A Justiça do Rio de Janeiro determinou, por liminar, a recondução da deputada estadual Renata Souza, do Partido Socialismo e Liberdade (PSOL), à presidência da Comissão de Defesa dos Direitos da Mulher da Assembleia Legislativa do Rio de Janeiro (Alerj). A decisão suspendeu o ato do presidente da Casa, que havia retirado a parlamentar da comissão e permitido a eleição da deputada Sarah Poncio, do Partido Liberal (PL), para o comando do colegiado.
A desembargadora Kátia Maria Amaral Jangutta afirmou que, embora o Judiciário deva evitar interferir em assuntos internos do Legislativo, isso deixaria de valer quando houvesse violação do regimento e de garantias constitucionais. Segundo ela, a exclusão da bancada do PSOL teria ocorrido sem indicação formal da liderança partidária e comprometeria a representação proporcional dos partidos nas comissões.
Isto é, a pretexto de defender o regimento interno, um juiz passa a decidir quem deve ou não presidir uma comissão parlamentar. Transformar cada manobra parlamentar em caso judicial significa transferir o poder político dos deputados para desembargadores não eleitos.
Renata Souza foi reconduzida por decisão judicial sob o argumento de que haveria risco de prejuízo para cerca de 700 mulheres atendidas pela Sala Lilás, estrutura vinculada à comissão. A decisão mostra que o Judiciário não apenas interferiu em uma questão interna da Alerj, mas também agiu abertamente para privilegiar o programa de um determinado grupo político.
O mesmo Judiciário que se apresenta como defensor abstrato dos direitos das mulheres não tem a menor disposição de aplicar o mesmo critério quando a disputa envolve personagens protegidos pela máquina identitária. O caso de Erika Hilton é exemplar.

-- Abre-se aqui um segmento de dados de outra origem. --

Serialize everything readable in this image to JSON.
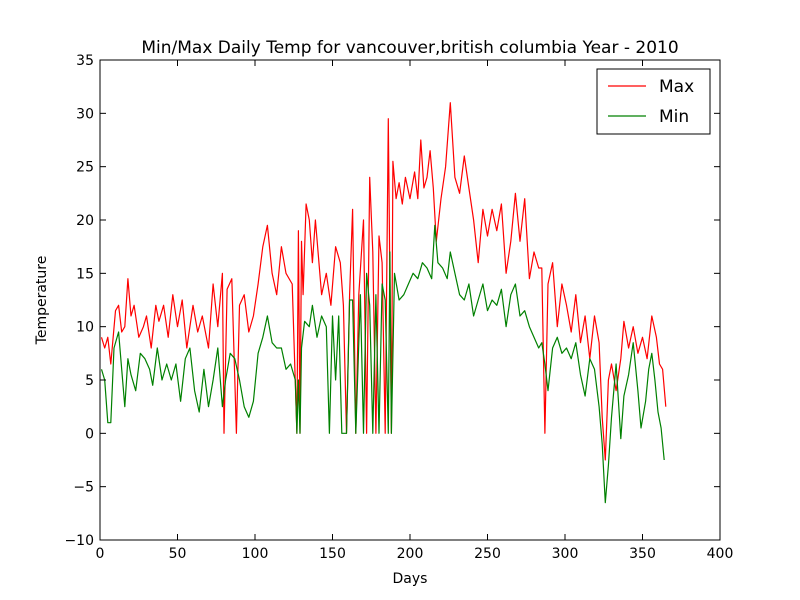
{
  "chart_data": {
    "type": "line",
    "title": "Min/Max Daily Temp for vancouver,british columbia Year - 2010",
    "xlabel": "Days",
    "ylabel": "Temperature",
    "xlim": [
      0,
      400
    ],
    "ylim": [
      -10,
      35
    ],
    "xticks": [
      0,
      50,
      100,
      150,
      200,
      250,
      300,
      350,
      400
    ],
    "yticks": [
      -10,
      -5,
      0,
      5,
      10,
      15,
      20,
      25,
      30,
      35
    ],
    "grid": false,
    "legend_position": "top-right",
    "series": [
      {
        "name": "Max",
        "color": "#ff0000",
        "points": [
          [
            1,
            9
          ],
          [
            3,
            8
          ],
          [
            5,
            9
          ],
          [
            7,
            6.5
          ],
          [
            10,
            11.5
          ],
          [
            12,
            12
          ],
          [
            14,
            9.5
          ],
          [
            16,
            10
          ],
          [
            18,
            14.5
          ],
          [
            20,
            11
          ],
          [
            22,
            12
          ],
          [
            25,
            9
          ],
          [
            28,
            10
          ],
          [
            30,
            11
          ],
          [
            33,
            8
          ],
          [
            36,
            12
          ],
          [
            38,
            10.5
          ],
          [
            41,
            12
          ],
          [
            44,
            9
          ],
          [
            47,
            13
          ],
          [
            50,
            10
          ],
          [
            53,
            12.5
          ],
          [
            56,
            8
          ],
          [
            60,
            12
          ],
          [
            63,
            9.5
          ],
          [
            66,
            11
          ],
          [
            70,
            8
          ],
          [
            73,
            14
          ],
          [
            76,
            10
          ],
          [
            79,
            15
          ],
          [
            80,
            0
          ],
          [
            82,
            13.5
          ],
          [
            85,
            14.5
          ],
          [
            88,
            0
          ],
          [
            90,
            12
          ],
          [
            93,
            13
          ],
          [
            96,
            9.5
          ],
          [
            99,
            11
          ],
          [
            102,
            14
          ],
          [
            105,
            17.5
          ],
          [
            108,
            19.5
          ],
          [
            111,
            15
          ],
          [
            114,
            13
          ],
          [
            117,
            17.5
          ],
          [
            120,
            15
          ],
          [
            124,
            14
          ],
          [
            127,
            0
          ],
          [
            128,
            19
          ],
          [
            129,
            0
          ],
          [
            130,
            18
          ],
          [
            131,
            13
          ],
          [
            133,
            21.5
          ],
          [
            135,
            20
          ],
          [
            137,
            16
          ],
          [
            139,
            20
          ],
          [
            141,
            16.5
          ],
          [
            143,
            13
          ],
          [
            146,
            15
          ],
          [
            149,
            12
          ],
          [
            152,
            17.5
          ],
          [
            155,
            16
          ],
          [
            157,
            12
          ],
          [
            159,
            0
          ],
          [
            161,
            13
          ],
          [
            163,
            21
          ],
          [
            165,
            0
          ],
          [
            167,
            13
          ],
          [
            170,
            20
          ],
          [
            172,
            0
          ],
          [
            174,
            24
          ],
          [
            176,
            17
          ],
          [
            178,
            0
          ],
          [
            180,
            18.5
          ],
          [
            182,
            16
          ],
          [
            184,
            0
          ],
          [
            186,
            29.5
          ],
          [
            188,
            0
          ],
          [
            189,
            25.5
          ],
          [
            191,
            22
          ],
          [
            193,
            23.5
          ],
          [
            195,
            21.5
          ],
          [
            197,
            24
          ],
          [
            200,
            22
          ],
          [
            203,
            24.5
          ],
          [
            205,
            22
          ],
          [
            207,
            27.5
          ],
          [
            209,
            23
          ],
          [
            211,
            24
          ],
          [
            213,
            26.5
          ],
          [
            215,
            23
          ],
          [
            217,
            18
          ],
          [
            220,
            22
          ],
          [
            223,
            25
          ],
          [
            226,
            31
          ],
          [
            229,
            24
          ],
          [
            232,
            22.5
          ],
          [
            235,
            26
          ],
          [
            238,
            23
          ],
          [
            241,
            20
          ],
          [
            244,
            16
          ],
          [
            247,
            21
          ],
          [
            250,
            18.5
          ],
          [
            253,
            21
          ],
          [
            256,
            19
          ],
          [
            259,
            21.5
          ],
          [
            262,
            15
          ],
          [
            265,
            18
          ],
          [
            268,
            22.5
          ],
          [
            271,
            18
          ],
          [
            274,
            22
          ],
          [
            277,
            14.5
          ],
          [
            280,
            17
          ],
          [
            283,
            15.5
          ],
          [
            285,
            15.5
          ],
          [
            287,
            0
          ],
          [
            289,
            14
          ],
          [
            292,
            16
          ],
          [
            295,
            10
          ],
          [
            298,
            14
          ],
          [
            301,
            12
          ],
          [
            304,
            9.5
          ],
          [
            307,
            13
          ],
          [
            310,
            8.5
          ],
          [
            313,
            11
          ],
          [
            316,
            7
          ],
          [
            319,
            11
          ],
          [
            322,
            8.5
          ],
          [
            324,
            1.5
          ],
          [
            326,
            -2.5
          ],
          [
            328,
            5
          ],
          [
            330,
            6.5
          ],
          [
            333,
            4
          ],
          [
            336,
            7
          ],
          [
            338,
            10.5
          ],
          [
            341,
            8
          ],
          [
            344,
            10
          ],
          [
            347,
            7.5
          ],
          [
            350,
            9
          ],
          [
            353,
            7
          ],
          [
            356,
            11
          ],
          [
            359,
            9
          ],
          [
            361,
            6.5
          ],
          [
            363,
            6
          ],
          [
            365,
            2.5
          ]
        ]
      },
      {
        "name": "Min",
        "color": "#008000",
        "points": [
          [
            1,
            6
          ],
          [
            3,
            5
          ],
          [
            5,
            1
          ],
          [
            7,
            1
          ],
          [
            9,
            8
          ],
          [
            12,
            9.5
          ],
          [
            14,
            6
          ],
          [
            16,
            2.5
          ],
          [
            18,
            7
          ],
          [
            20,
            5.5
          ],
          [
            23,
            4
          ],
          [
            26,
            7.5
          ],
          [
            29,
            7
          ],
          [
            32,
            6
          ],
          [
            34,
            4.5
          ],
          [
            37,
            8
          ],
          [
            40,
            5
          ],
          [
            43,
            6.5
          ],
          [
            46,
            5
          ],
          [
            49,
            6.5
          ],
          [
            52,
            3
          ],
          [
            55,
            7
          ],
          [
            58,
            8
          ],
          [
            61,
            4
          ],
          [
            64,
            2
          ],
          [
            67,
            6
          ],
          [
            70,
            2.5
          ],
          [
            73,
            5
          ],
          [
            76,
            8
          ],
          [
            79,
            2.5
          ],
          [
            81,
            5
          ],
          [
            84,
            7.5
          ],
          [
            87,
            7
          ],
          [
            90,
            5
          ],
          [
            93,
            2.5
          ],
          [
            96,
            1.5
          ],
          [
            99,
            3
          ],
          [
            102,
            7.5
          ],
          [
            105,
            9
          ],
          [
            108,
            11
          ],
          [
            111,
            8.5
          ],
          [
            114,
            8
          ],
          [
            117,
            8
          ],
          [
            120,
            6
          ],
          [
            123,
            6.5
          ],
          [
            126,
            5
          ],
          [
            127,
            0
          ],
          [
            128,
            5
          ],
          [
            129,
            0
          ],
          [
            130,
            8
          ],
          [
            132,
            10.5
          ],
          [
            135,
            10
          ],
          [
            137,
            12
          ],
          [
            140,
            9
          ],
          [
            143,
            11
          ],
          [
            146,
            10
          ],
          [
            148,
            0
          ],
          [
            150,
            11
          ],
          [
            152,
            5
          ],
          [
            154,
            11
          ],
          [
            156,
            0
          ],
          [
            159,
            0
          ],
          [
            161,
            12.5
          ],
          [
            163,
            12.5
          ],
          [
            165,
            0
          ],
          [
            168,
            13
          ],
          [
            170,
            0
          ],
          [
            172,
            15
          ],
          [
            174,
            12
          ],
          [
            176,
            0
          ],
          [
            178,
            13
          ],
          [
            180,
            0
          ],
          [
            182,
            14
          ],
          [
            184,
            12.5
          ],
          [
            186,
            0
          ],
          [
            187,
            17
          ],
          [
            188,
            0
          ],
          [
            190,
            15
          ],
          [
            193,
            12.5
          ],
          [
            196,
            13
          ],
          [
            199,
            14
          ],
          [
            202,
            15
          ],
          [
            205,
            14.5
          ],
          [
            208,
            16
          ],
          [
            211,
            15.5
          ],
          [
            214,
            14.5
          ],
          [
            216,
            19.5
          ],
          [
            218,
            16
          ],
          [
            221,
            15.5
          ],
          [
            224,
            14.5
          ],
          [
            226,
            17
          ],
          [
            229,
            15
          ],
          [
            232,
            13
          ],
          [
            235,
            12.5
          ],
          [
            238,
            14
          ],
          [
            241,
            11
          ],
          [
            244,
            12.5
          ],
          [
            247,
            14
          ],
          [
            250,
            11.5
          ],
          [
            253,
            12.5
          ],
          [
            256,
            12
          ],
          [
            259,
            13.5
          ],
          [
            262,
            10
          ],
          [
            265,
            13
          ],
          [
            268,
            14
          ],
          [
            271,
            11
          ],
          [
            274,
            11.5
          ],
          [
            277,
            10
          ],
          [
            280,
            9
          ],
          [
            283,
            8
          ],
          [
            285,
            8.5
          ],
          [
            287,
            6.5
          ],
          [
            289,
            4
          ],
          [
            292,
            8
          ],
          [
            295,
            9
          ],
          [
            298,
            7.5
          ],
          [
            301,
            8
          ],
          [
            304,
            7
          ],
          [
            307,
            8.5
          ],
          [
            310,
            5.5
          ],
          [
            313,
            3.5
          ],
          [
            316,
            7
          ],
          [
            319,
            6
          ],
          [
            322,
            2.5
          ],
          [
            324,
            -1
          ],
          [
            326,
            -6.5
          ],
          [
            328,
            -3
          ],
          [
            330,
            1.5
          ],
          [
            333,
            6.5
          ],
          [
            336,
            -0.5
          ],
          [
            338,
            3.5
          ],
          [
            341,
            5.5
          ],
          [
            344,
            8.5
          ],
          [
            347,
            4
          ],
          [
            349,
            0.5
          ],
          [
            352,
            3
          ],
          [
            354,
            6
          ],
          [
            356,
            7.5
          ],
          [
            358,
            5
          ],
          [
            360,
            2
          ],
          [
            362,
            0.5
          ],
          [
            364,
            -2.5
          ]
        ]
      }
    ]
  }
}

Em março, a deputada federal Erika Hilton, do PSOL de São Paulo, foi eleita presidente da Comissão de Defesa dos Direitos da Mulher da Câmara dos Deputados. Recebeu 11 votos, enquanto houve dez votos em branco. A eleição foi duramente criticada por parlamentares da direita, que afirmaram que a comissão deveria ser presidida por uma mulher.
Seria errado o Judiciário intervir para anular essa eleição. A escolha da presidência de uma comissão da Câmara é assunto interno do Legislativo. Mas é exatamente aí que aparece a fraude. Quando a eleição de Erika Hilton provoca protestos, o Judiciário não pensa em intervir. Quando uma deputada do PSOL perde uma comissão na Alerj, o Judiciário intervém imediatamente.
Isso mostra uma vez mais que Erika Hilton não é uma figura perseguida pelo regime. É uma figura promovida pelo regime. Quando o apresentador Ratinho criticou sua eleição para a comissão, a Justiça de São Paulo concedeu direito de resposta à deputada. O juiz entendeu que o apresentador extrapolou a liberdade de opinião ao negar sua identidade de gênero. Erika Hilton ainda acionou o Ministério Público de São Paulo e pediu investigação criminal e R$10 milhões por “danos morais coletivos”.
Em outro caso, a organização feminista chamada MATRIA entrou com ação contra Erika Hilton por ela ter chamado críticos de sua eleição de “imbeCIS”. O juiz rejeitou a ação e afirmou que ela tinha “nítido viés de perseguição política”.
O identitarismo serve justamente para isso. Serve para dar verniz “progressista” a instituições profundamente reacionárias. Não há nada de antissistema nesse setor. Ao contrário. São os funcionários ideológicos do sistema.
O caso Renata Souza mostra, mais uma vez, que o Judiciário se transformou em um poder moderador da política nacional. Não governa em nome do povo, não tem voto, não responde aos trabalhadores e ainda decide quem pode falar, quem pode arrecadar, quem pode se eleger e quem pode comandar uma comissão.